With the COVID-19 public health emergency (PHE) expiring on May 11, 2023, We wanted to update you on some changes that may affect your insurance coverage.
- COVID-19 vaccines: Although COVID-19 vaccines will eventually move to the commercial market, the U.S. government will continue to purchase and distribute vaccines after May 11. As a result, physicians can continue to order them for free, and you can receive them free of charge through your health insurance.
- COVID-19 tests: Most Americans covered by Medicare, Medicaid, and private insurance during the pandemic were able to receive free COVID-19 tests and vaccines. Once the emergency ends, Medicare beneficiaries generally will face out-of-pocket costs for at-home testing, although state Medicaid programs will continue covering tests ordered by a physician. Private insurance users may have to pay for lab tests.

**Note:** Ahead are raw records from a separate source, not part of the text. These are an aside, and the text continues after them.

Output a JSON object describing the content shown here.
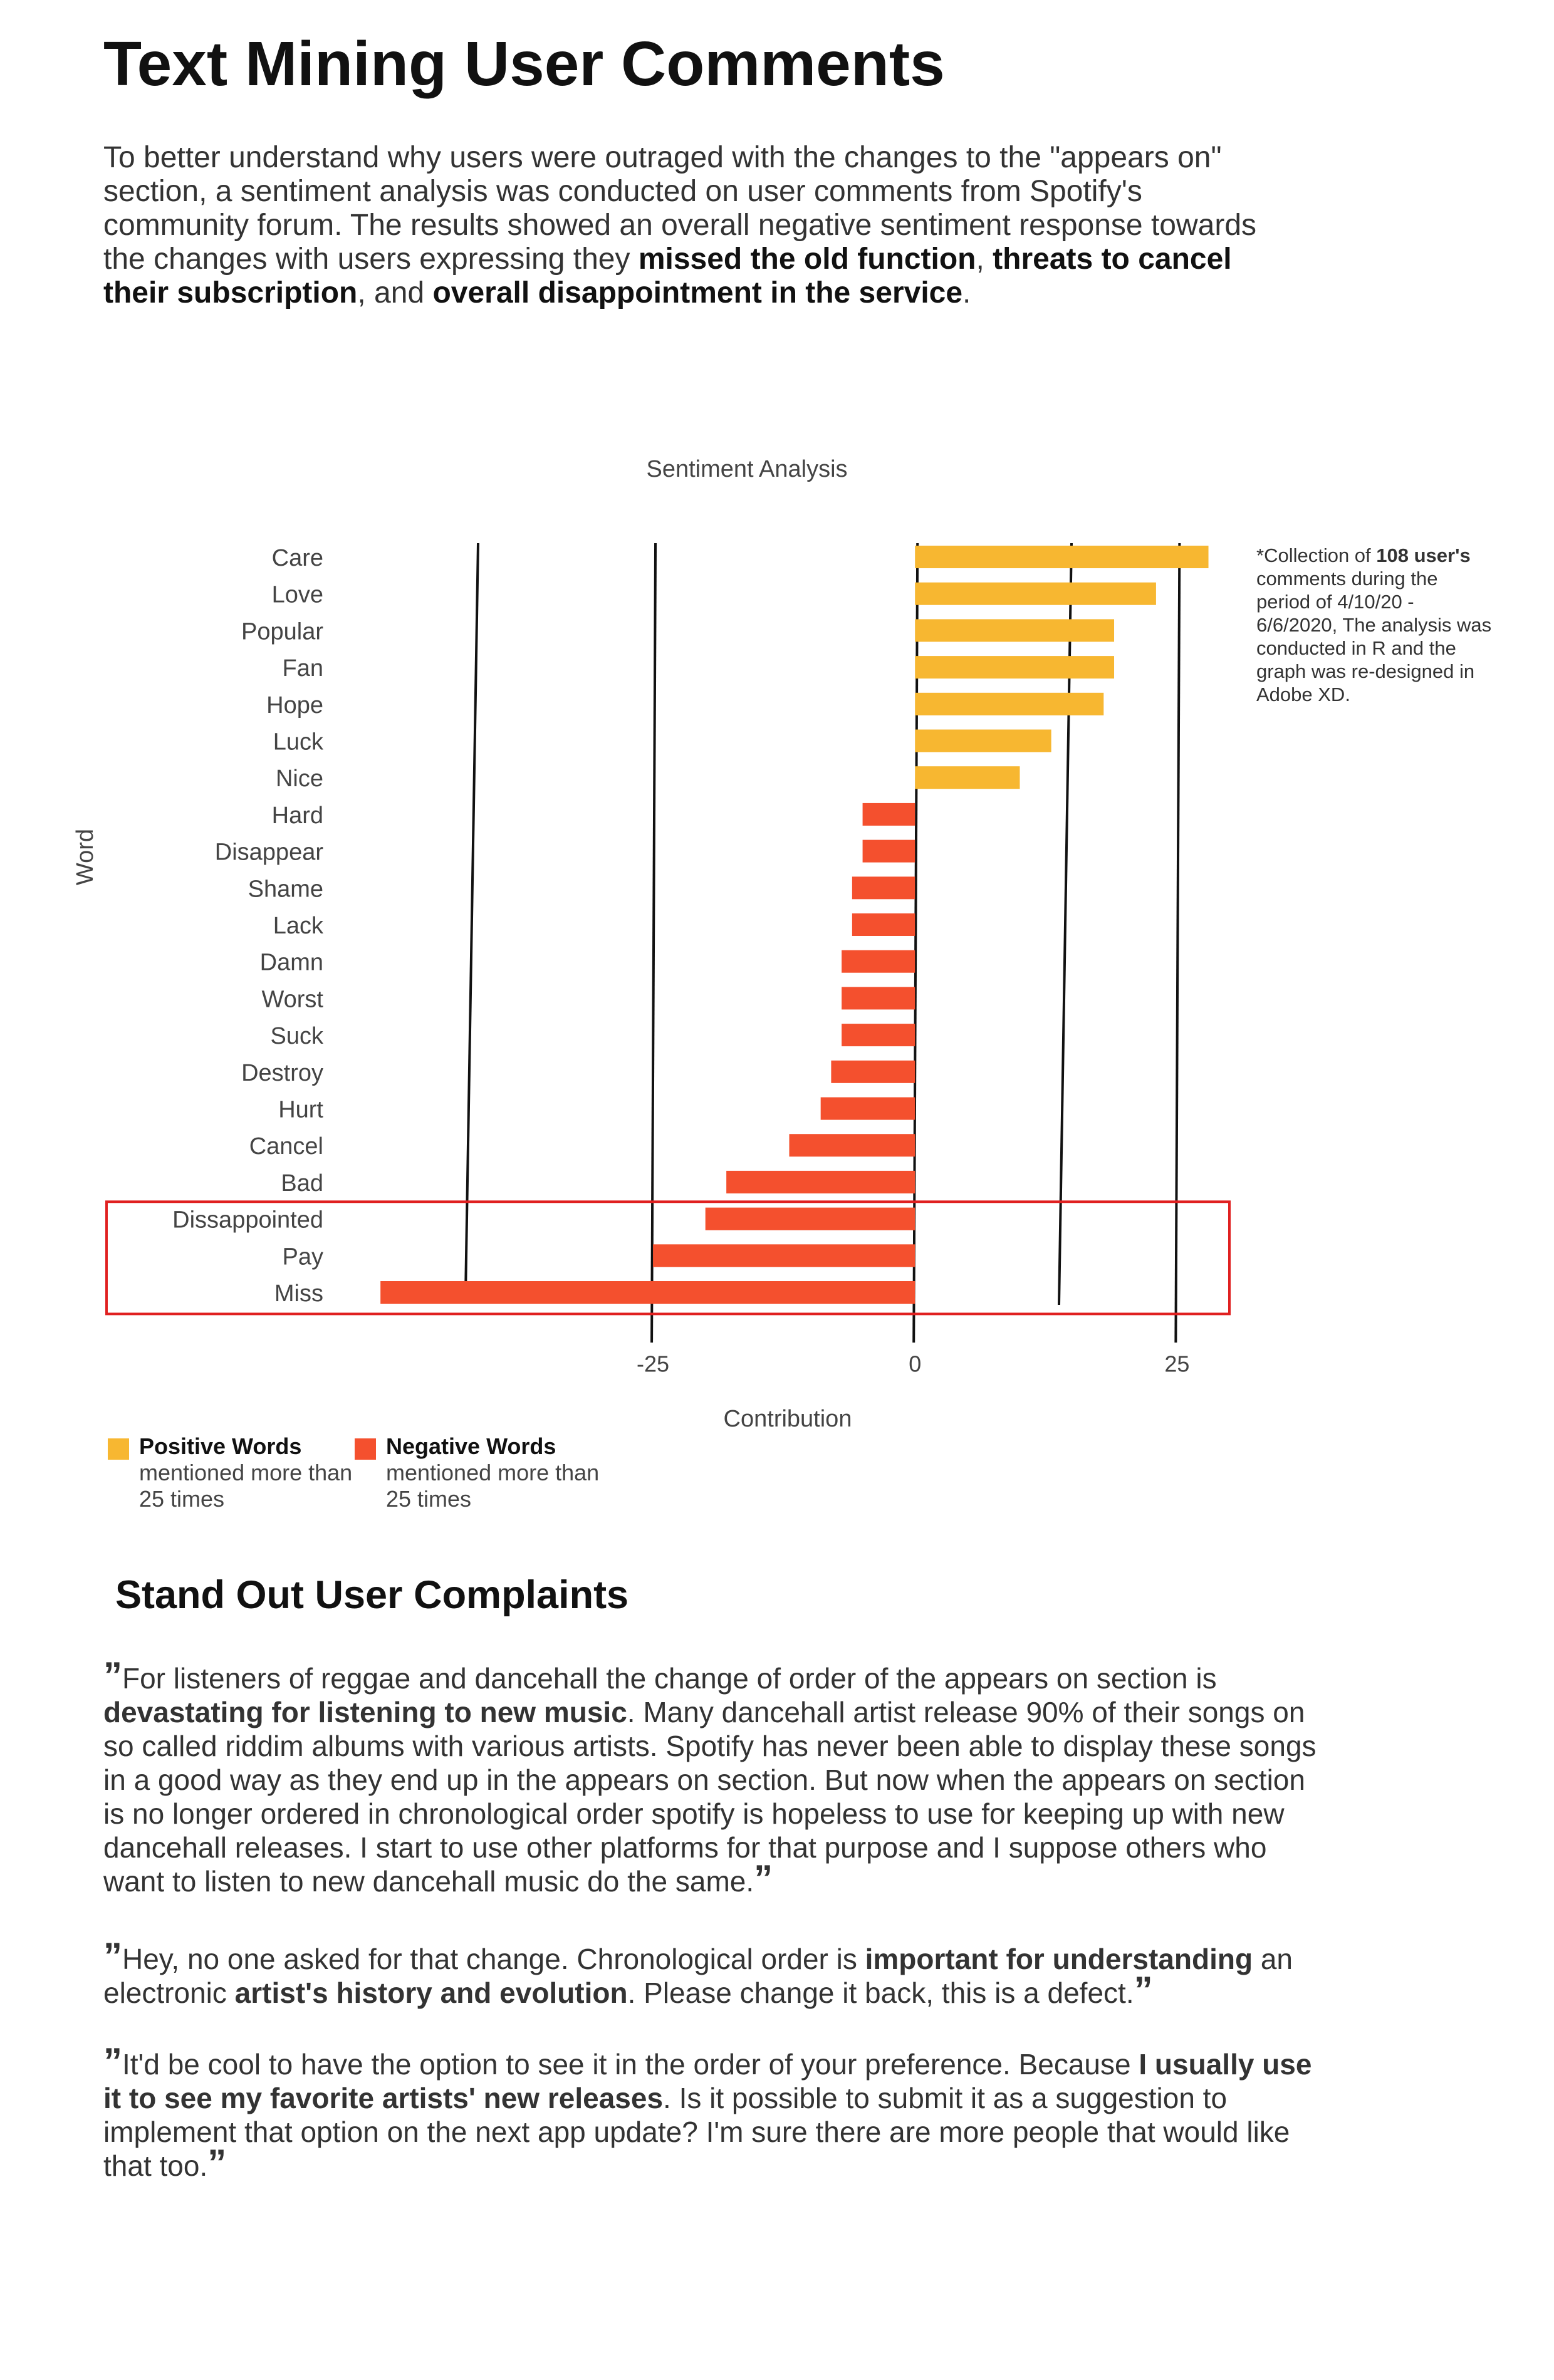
{
  "header": {
    "title": "Text Mining User Comments"
  },
  "intro": [
    {
      "text": "To better understand why users were outraged with the changes to the \"appears on\" section, a sentiment analysis was conducted on user comments from Spotify's community forum. The results showed an overall negative sentiment response towards the changes with users expressing they ",
      "bold": false
    },
    {
      "text": "missed the old function",
      "bold": true
    },
    {
      "text": ", ",
      "bold": false
    },
    {
      "text": "threats to cancel their subscription",
      "bold": true
    },
    {
      "text": ", and ",
      "bold": false
    },
    {
      "text": "overall disappointment in the service",
      "bold": true
    },
    {
      "text": ".",
      "bold": false
    }
  ],
  "chart_data": {
    "type": "bar",
    "orientation": "horizontal",
    "title": "Sentiment Analysis",
    "x_label": "Contribution",
    "y_label": "Word",
    "categories": [
      "Care",
      "Love",
      "Popular",
      "Fan",
      "Hope",
      "Luck",
      "Nice",
      "Hard",
      "Disappear",
      "Shame",
      "Lack",
      "Damn",
      "Worst",
      "Suck",
      "Destroy",
      "Hurt",
      "Cancel",
      "Bad",
      "Dissappointed",
      "Pay",
      "Miss"
    ],
    "values": [
      28,
      23,
      19,
      19,
      18,
      13,
      10,
      -5,
      -5,
      -6,
      -6,
      -7,
      -7,
      -7,
      -8,
      -9,
      -12,
      -18,
      -20,
      -25,
      -51
    ],
    "xlim": [
      -54,
      30
    ],
    "xticks": [
      -25,
      0,
      25
    ],
    "grid": true,
    "positive_color": "#f7b731",
    "negative_color": "#f4502e",
    "legend": [
      {
        "name": "Positive Words",
        "note": "mentioned more than 25 times",
        "color": "#f7b731"
      },
      {
        "name": "Negative Words",
        "note": "mentioned more than 25 times",
        "color": "#f4502e"
      }
    ],
    "note": [
      {
        "text": "*Collection of ",
        "bold": false
      },
      {
        "text": "108 user's",
        "bold": true
      },
      {
        "text": " comments during the period of 4/10/20 - 6/6/2020, The analysis was conducted in R and the graph was re-designed in Adobe XD.",
        "bold": false
      }
    ]
  },
  "complaints": {
    "heading": "Stand Out User Complaints",
    "quotes": [
      [
        {
          "text": "”",
          "bold": true
        },
        {
          "text": "For listeners of reggae and dancehall the change of order of the appears on section is ",
          "bold": false
        },
        {
          "text": "devastating for listening to new music",
          "bold": true
        },
        {
          "text": ". Many dancehall artist release 90% of their songs on so called riddim albums with various artists. Spotify has never been able to display these songs in a good way as they end up in the appears on section. But now when the appears on section is no longer ordered in chronological order spotify is hopeless to use for keeping up with new dancehall releases. I start to use other platforms for that purpose and I suppose others who want to listen to new dancehall music do the same.",
          "bold": false
        },
        {
          "text": "”",
          "bold": true
        }
      ],
      [
        {
          "text": "”",
          "bold": true
        },
        {
          "text": "Hey, no one asked for that change. Chronological order is ",
          "bold": false
        },
        {
          "text": "important for understanding",
          "bold": true
        },
        {
          "text": " an electronic ",
          "bold": false
        },
        {
          "text": "artist's history and evolution",
          "bold": true
        },
        {
          "text": ". Please change it back, this is a defect.",
          "bold": false
        },
        {
          "text": "”",
          "bold": true
        }
      ],
      [
        {
          "text": "”",
          "bold": true
        },
        {
          "text": "It'd be cool to have the option to see it in the order of your preference. Because ",
          "bold": false
        },
        {
          "text": "I usually use it to see my favorite artists' new releases",
          "bold": true
        },
        {
          "text": ". Is it possible to submit it as a suggestion to implement that option on the next app update? I'm sure there are more people that would like that too.",
          "bold": false
        },
        {
          "text": "”",
          "bold": true
        }
      ]
    ]
  }
}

- Medicaid enrollees: The Families First Coronavirus Response Act required Medicaid programs to keep beneficiaries continuously enrolled. That protection ended on April 1, 2023 because of the Consolidated Appropriations Act. Now, enrollees in some states who received Medicaid coverage for the past three years could lose their Medicaid, an event some have termed an “Unwinding” of Medicaid. That said, if you or a loved one is covered by Medicaid, be on the lookout for communication from Centers for Medicare & Medicaid Services (CMS), and please reach out to me if you have questions or concerns.
- Telehealth: In the wake of the pandemic, the use of telehealth practices has grown — and it has been an essential lifeline for individuals in rural areas and those with limited mobility. Thankfully, many benefits and services provided during the pandemic have been made permanent, such as Medicare patients' access to telehealth services for behavioral or mental health care. Access to other telehealth benefits and services has also been extended through December 31, 2024.